For Sameer Samudra, Customer Support Leader and the Head of the Pride Employees Group at Cummins India, incorporating this policy was in tune with the phrase: ‘Personal is Political’. “We are relying on employees to nominate their domestic partner. In the USA, we are asking for documentation, where we are saying that you need to have the same residential address, but in India, we are not asking that because of the stigmatic social conditions because of which the LGBTQI+ couples don’t get to live together,” explains Samudra. However, in cases of life insurance, if the biological family of the employee contests the nominee’s claim who is not the legal heir, then it becomes a legal case between the family and the nominee.
Samudra, who married Amit Gokhale nine years ago in the USA, further elaborates that benefits that are related to government become challenging for the companies to provide to their LGBTQI+ staff. With his marriage to Gokhale considered null and void in India, Samudra reveals, “We are not married in the eyes of the Indian law. So, I cannot mention my husband in my Provident Fund or cannot even claim the reimbursement for Leave and Travel Allowance (LTA) by mentioning my husband as the dependant.”
Further, some companies such as TCS and TATA Steel are also offering to provide financial assistance for sex-reassignment surgery to their transgender employees.
EDUCATION: A WAY FORWARD
In a survey done by UNESCO in Tamil Nadu, more than a half of the 400 plus surveyed LGBTQI+ youth skipped classes to avoid bullying and one third dropped out of education altogether.
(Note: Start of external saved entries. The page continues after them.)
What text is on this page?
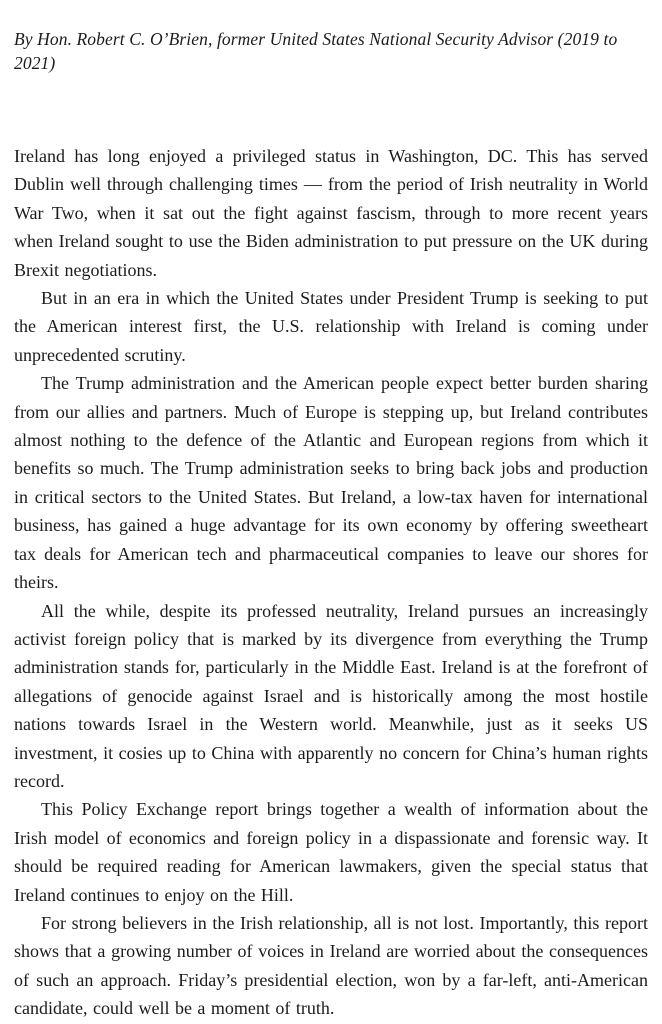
By Hon. Robert C. O’Brien, former United States National Security Advisor (2019 to 2021)

Ireland has long enjoyed a privileged status in Washington, DC. This has served Dublin well through challenging times — from the period of Irish neutrality in World War Two, when it sat out the fight against fascism, through to more recent years when Ireland sought to use the Biden administration to put pressure on the UK during Brexit negotiations.

But in an era in which the United States under President Trump is seeking to put the American interest first, the U.S. relationship with Ireland is coming under unprecedented scrutiny.

The Trump administration and the American people expect better burden sharing from our allies and partners. Much of Europe is stepping up, but Ireland contributes almost nothing to the defence of the Atlantic and European regions from which it benefits so much. The Trump administration seeks to bring back jobs and production in critical sectors to the United States. But Ireland, a low-tax haven for international business, has gained a huge advantage for its own economy by offering sweetheart tax deals for American tech and pharmaceutical companies to leave our shores for theirs.

All the while, despite its professed neutrality, Ireland pursues an increasingly activist foreign policy that is marked by its divergence from everything the Trump administration stands for, particularly in the Middle East. Ireland is at the forefront of allegations of genocide against Israel and is historically among the most hostile nations towards Israel in the Western world. Meanwhile, just as it seeks US investment, it cosies up to China with apparently no concern for China’s human rights record.

This Policy Exchange report brings together a wealth of information about the Irish model of economics and foreign policy in a dispassionate and forensic way. It should be required reading for American lawmakers, given the special status that Ireland continues to enjoy on the Hill.

For strong believers in the Irish relationship, all is not lost. Importantly, this report shows that a growing number of voices in Ireland are worried about the consequences of such an approach. Friday’s presidential election, won by a far-left, anti-American candidate, could well be a moment of truth.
The number becomes more inflamed at a national level. “I would say that the biggest challenge for the LGBTQI+ community today is right to Education and Right to Equal Job Opportunities,” says Anand.
With a lack of education adding on to the vulnerabilities of the sexual minority, the chance of getting favourable job opportunities decreases significantly.
“Unless education is there, the equality in job opportunity will become difficult. They are inter-linked. When I say they need skill-building, it’s because they don’t have education, they are already behind the other people,” says Anand.
Hence to truly achieve inclusivity, it becomes our social responsibility to enable an eco-system that would eventually help them bring their best talent and contribute to the growth of the economy.